Para no serlo, para sortear el escollo de las suspicacias, insidias y cegueras que se les pueden oponer, es necesario ir más allá de lo inmediato: pueblos y gobiernos deben comprender que la humanidad entera se encuentra en su hora crítica, y que el presupuesto, los impuestos y subsidios, no son sino el síntoma pasajero de un problema mayor, ligado a la irracionalidad de un sistema político que ha humillado a la inteligencia poniéndola al servicio de la opresión, y que ha logrado hacer de cada individuo una víctima de su propia y engañosa libertad, sometida en realidad al poder invisible de entidades abstractas, como la Técnica, la Burocracia o el Poder, pero sobre todo el Mercado, convertido en la única instancia de validación de lo humano.

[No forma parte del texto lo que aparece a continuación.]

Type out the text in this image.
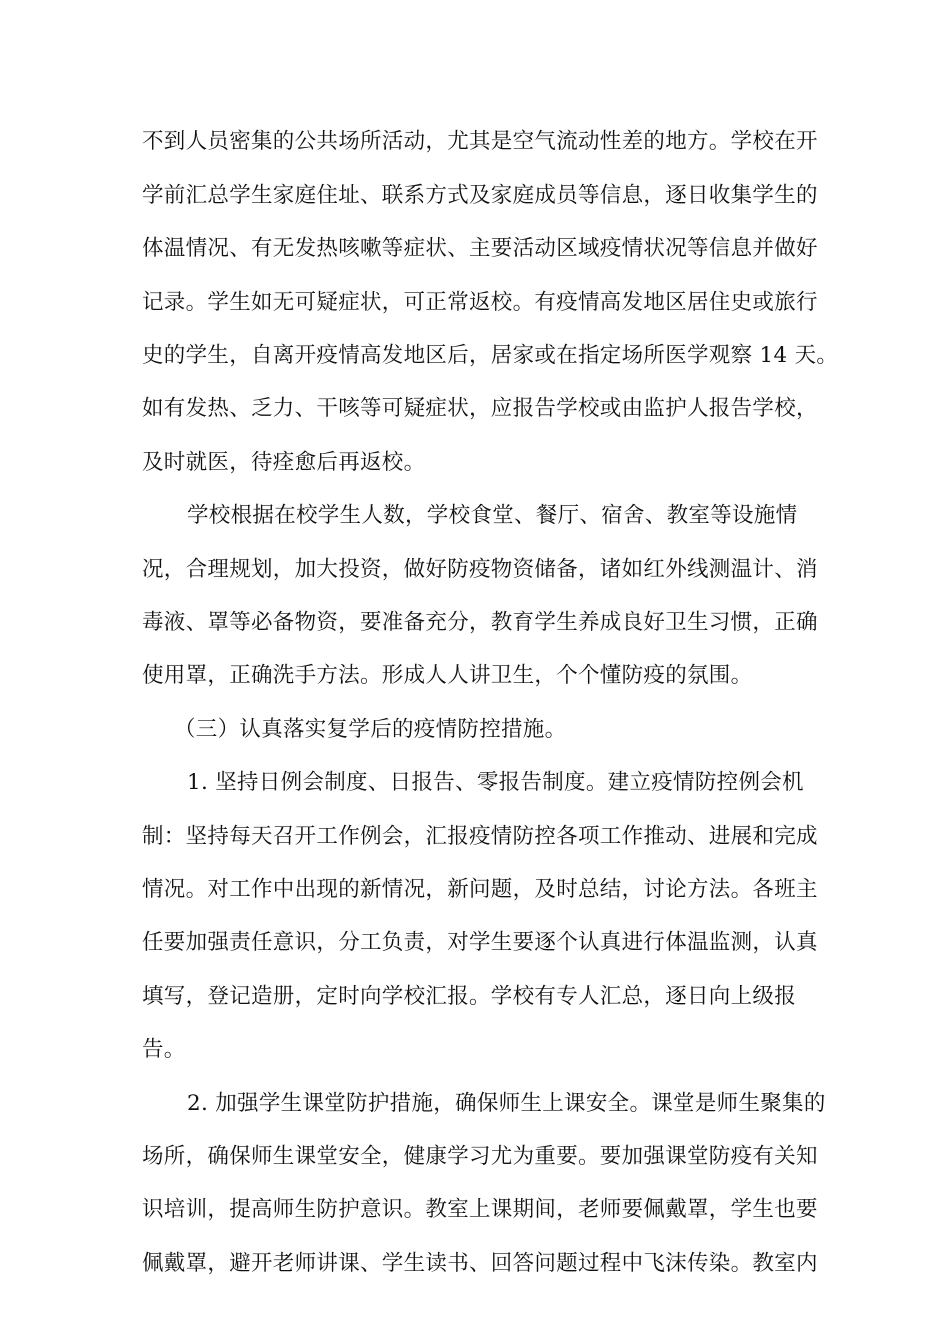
不到人员密集的公共场所活动，尤其是空气流动性差的地方。学校在开
学前汇总学生家庭住址、联系方式及家庭成员等信息，逐日收集学生的
体温情况、有无发热咳嗽等症状、主要活动区域疫情状况等信息并做好
记录。学生如无可疑症状，可正常返校。有疫情高发地区居住史或旅行
史的学生，自离开疫情高发地区后，居家或在指定场所医学观察 14 天。
如有发热、乏力、干咳等可疑症状，应报告学校或由监护人报告学校，
及时就医，待痊愈后再返校。
学校根据在校学生人数，学校食堂、餐厅、宿舍、教室等设施情
况，合理规划，加大投资，做好防疫物资储备，诸如红外线测温计、消
毒液、罩等必备物资，要准备充分，教育学生养成良好卫生习惯，正确
使用罩，正确洗手方法。形成人人讲卫生，个个懂防疫的氛围。
（三）认真落实复学后的疫情防控措施。
1. 坚持日例会制度、日报告、零报告制度。建立疫情防控例会机
制：坚持每天召开工作例会，汇报疫情防控各项工作推动、进展和完成
情况。对工作中出现的新情况，新问题，及时总结，讨论方法。各班主
任要加强责任意识，分工负责，对学生要逐个认真进行体温监测，认真
填写，登记造册，定时向学校汇报。学校有专人汇总，逐日向上级报
告。
2. 加强学生课堂防护措施，确保师生上课安全。课堂是师生聚集的
场所，确保师生课堂安全，健康学习尤为重要。要加强课堂防疫有关知
识培训，提高师生防护意识。教室上课期间，老师要佩戴罩，学生也要
佩戴罩，避开老师讲课、学生读书、回答问题过程中飞沫传染。教室内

Yo no sé si una comprensión semejante ha estado al alcance de todas las personas que, en Quito, en La Paz o en Santiago, han salido a la calle para gritar hasta que se les desuelle la garganta, mientras las piedras y los gases llenan el aire estremecido. Mientras las miro he pensado que también mi generación fracasó en su intento de transformar la sociedad, pero alimento la esperanza de que en las nuevas generaciones haya más sensatez que en la mía: la necesaria, al menos, para entender que ya no se trata de “salvar el mundo”, sino de luchar contra la mediocridad de todos los poderes, contra el odio, contra el racismo, contra la destrucción de la naturaleza, y luchar contra las luchas que solo buscan la venganza. Nuestra tarea es la justicia: es necesario conquistarla antes de que su ausencia sirva de pretexto a los falsos socialismos con vocación totalitaria, condenándonos a la imitación servil de ideologías extenuadas que confunden la libertad con el destino.